Men are known to experience more severe infections than women, and men typically mount weaker immune responses vaccinations. These differences, while well recognized, are poorly understood. Why should men prove less capable of fending off microbes than the so-called fair sex?

After exploring the sex differences observed in the human immune system, a new study has concluded that the answer is, at least in part, testosterone. This study has identified a link between certain genes affected by testosterone and antibody responses to an influenza vaccine.

Published December 23 in the Proceedings of the National Academy of Sciences, this study, entitled “Systems analysis of sex differences reveals an immunosuppressive role for testosterone in the response to influenza vaccination,” also found that men with elevated serum testosterone levels and associated gene signatures exhibited the lowest antibody responses to trivalent inactivated seasonal influenza vaccine (TIV).

The study was led by researchers at Stanford University who analyzed the neutralizing antibody response to TIV and “a large number of immune system components, including serum cytokines and chemokines, blood cell subset frequencies, genome-wide gene expression, and cellular responses to diverse in vitro stimuli.” The antibody responses of 53 females and 34 males of different ages were analyzed.

The researchers found no connection between circulating levels of pro-inflammatory proteins and responsiveness to the flu vaccine. Nor did they find any indication that testosterone suppresses the immune response in any direct way. Instead, the researchers noticed that testosterone seems to interact with a set of genes in a way that dampens the immune response, said the study’s senior author, Mark Davis, Ph.D., a professor of microbiology and immunology and director of Stanford’s Institute for Immunity, Transplantation, and Infection.

“This is the first study to show an explicit correlation between testosterone levels, gene expression, and immune responsiveness in humans,” said Dr. Davis. “It could be food for thought to all the testosterone-supplement takers out there.”

By investigating patterns in gene expression, the researchers showed that, in men, elevated activity of a particular set of genes (specifically, Module 52 genes) that tend to turn on and off at the same time was associated with a weakened antibody response to the vaccine. The same gene cluster’s activity levels didn’t track closely with antibody response in women.

Following up on this finding, the researchers separated the 34 men into two groups—those with above-median and below-median levels of circulating testosterone. In the high-testosterone men, high-activation levels of Module 52 genes correlated with reduced post-vaccination antibody levels. In the low-testosterone men, as in women, activation levels of Module 52 genes bore no significant relationship to the amount of antibodies produced as a result of the influenza vaccine.

Additional analyses showed that testosterone reduces levels of certain transcription factors that ordinarily prevent Module 52 genes from “turning on.” In other words, higher testosterone levels result in more Module 52 expression. Several Module 52 genes have known immune-system connections; activation of one of these genes, for example, results in the accelerated differentiation of cells whose job it is to suppress, rather than foster, immune response. These connections make the interactions of the genes with testosterone an intriguing target of further exploration by immunologists, physiologists, and drug researchers, said Dr. Davis.

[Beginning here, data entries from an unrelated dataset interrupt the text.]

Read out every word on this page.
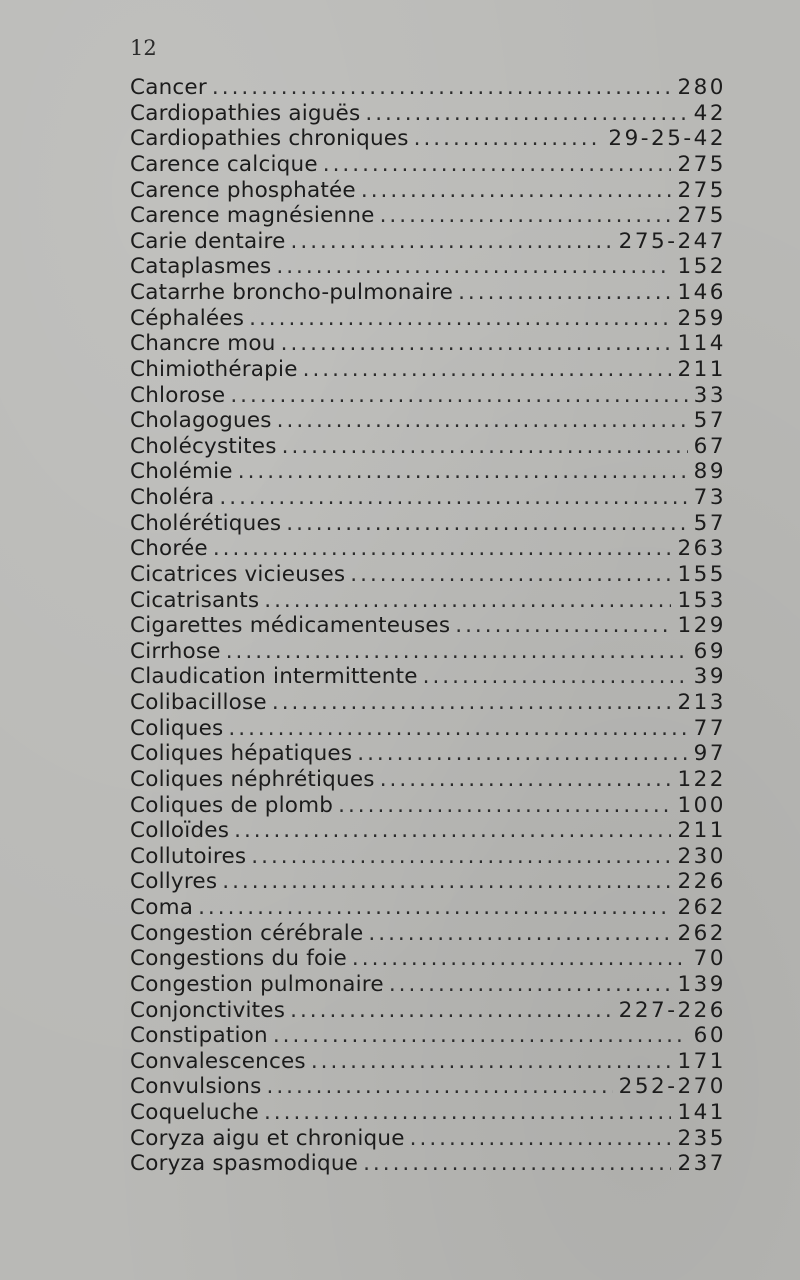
12
Cancer .....	280
Cardiopathies aiguës .....	42
Cardiopathies chroniques .....	29-25-42
Carence calcique .....	275
Carence phosphatée .....	275
Carence magnésienne .....	275
Carie dentaire .....	275-247
Cataplasmes .....	152
Catarrhe broncho-pulmonaire .....	146
Céphalées .....	259
Chancre mou .....	114
Chimiothérapie .....	211
Chlorose .....	33
Cholagogues .....	57
Cholécystites .....	67
Cholémie .....	89
Choléra .....	73
Cholérétiques .....	57
Chorée .....	263
Cicatrices vicieuses .....	155
Cicatrisants .....	153
Cigarettes médicamenteuses .....	129
Cirrhose .....	69
Claudication intermittente .....	39
Colibacillose .....	213
Coliques .....	77
Coliques hépatiques .....	97
Coliques néphrétiques .....	122
Coliques de plomb .....	100
Colloïdes .....	211
Collutoires .....	230
Collyres .....	226
Coma .....	262
Congestion cérébrale .....	262
Congestions du foie .....	70
Congestion pulmonaire .....	139
Conjonctivites .....	227-226
Constipation .....	60
Convalescences .....	171
Convulsions .....	252-270
Coqueluche .....	141
Coryza aigu et chronique .....	235
Coryza spasmodique .....	237
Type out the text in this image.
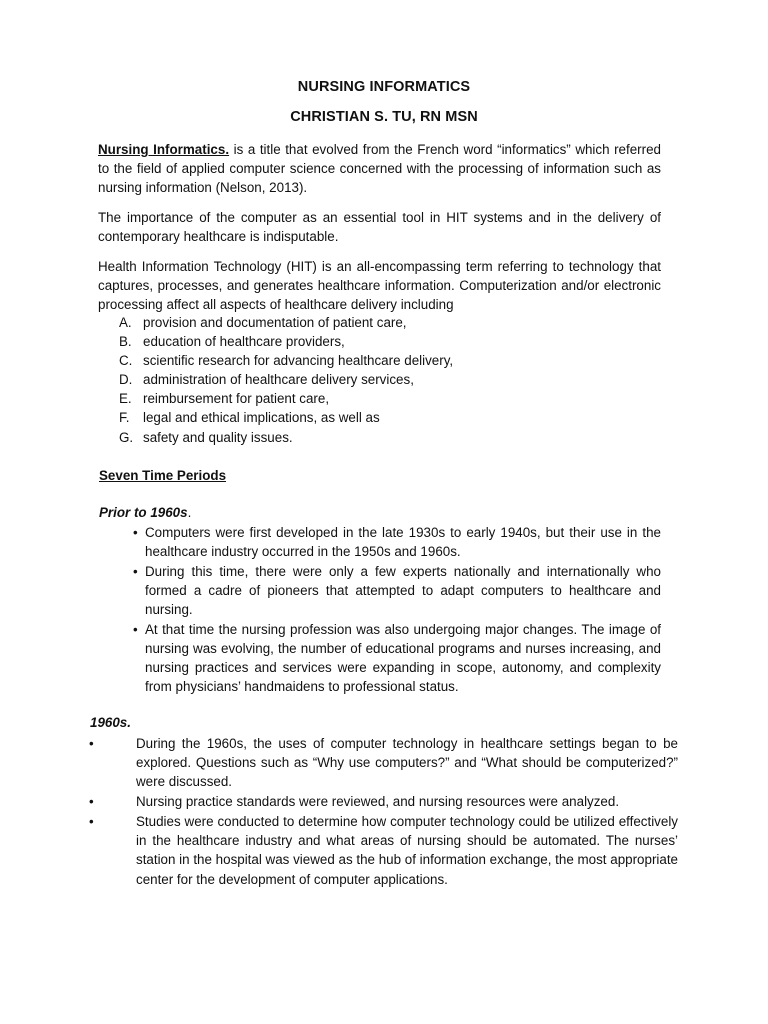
NURSING INFORMATICS
CHRISTIAN S. TU, RN MSN
Nursing Informatics. is a title that evolved from the French word “informatics” which referred to the field of applied computer science concerned with the processing of information such as nursing information (Nelson, 2013).
The importance of the computer as an essential tool in HIT systems and in the delivery of contemporary healthcare is indisputable.
Health Information Technology (HIT) is an all-encompassing term referring to technology that captures, processes, and generates healthcare information. Computerization and/or electronic processing affect all aspects of healthcare delivery including
A. provision and documentation of patient care,
B. education of healthcare providers,
C. scientific research for advancing healthcare delivery,
D. administration of healthcare delivery services,
E. reimbursement for patient care,
F. legal and ethical implications, as well as
G. safety and quality issues.
Seven Time Periods
Prior to 1960s.
• Computers were first developed in the late 1930s to early 1940s, but their use in the healthcare industry occurred in the 1950s and 1960s.
• During this time, there were only a few experts nationally and internationally who formed a cadre of pioneers that attempted to adapt computers to healthcare and nursing.
• At that time the nursing profession was also undergoing major changes. The image of nursing was evolving, the number of educational programs and nurses increasing, and nursing practices and services were expanding in scope, autonomy, and complexity from physicians’ handmaidens to professional status.
1960s.
•	During the 1960s, the uses of computer technology in healthcare settings began to be explored. Questions such as “Why use computers?” and “What should be computerized?” were discussed.
•	Nursing practice standards were reviewed, and nursing resources were analyzed.
•	Studies were conducted to determine how computer technology could be utilized effectively in the healthcare industry and what areas of nursing should be automated. The nurses’ station in the hospital was viewed as the hub of information exchange, the most appropriate center for the development of computer applications.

But perhaps more intriguing, to many, is this: Why would evolution have designed a hormone that not only enhances classic male secondary sexual characteristics, such as muscle strength, beard growth, and risk-taking propensity, but also restrains the immune system?

In their study, the researchers noted that from an evolutionary perspective, “the immunosuppressive effects of testosterone could be advantageous as a possible homeostatic mechanism to turn off the immune response.” Possible advantages, wrote the authors, include ameliorated immunopathology and the ability to avoid uncontrolled, deadly cytokine storms: “Because males of many species are more likely to experience trauma than females, this positive effect of testosterone may also help to balance out the consequences of reduced immunity to infection.”

“Ask yourself which sex is more likely to clash violently with, and do grievous bodily harm to, others of their own sex,” said Dr. Davis. Men are prone to suffer wounds from their competitive encounters, not to mention from their traditional roles in hunting, defending kin, and hauling things around, increasing their infection risk.

While it’s good to have a decent immune response to pathogens, an overreaction to them can be more damaging than the pathogen itself. Women, with their robust immune responses, are twice as susceptible as men to death from the systemic inflammatory overdrive called sepsis. So perhaps, Dr. Davis suggests, having a somewhat weakened (but not too weak) immune system can prove more lifesaving than life-threatening for a dominant male in the prime of life.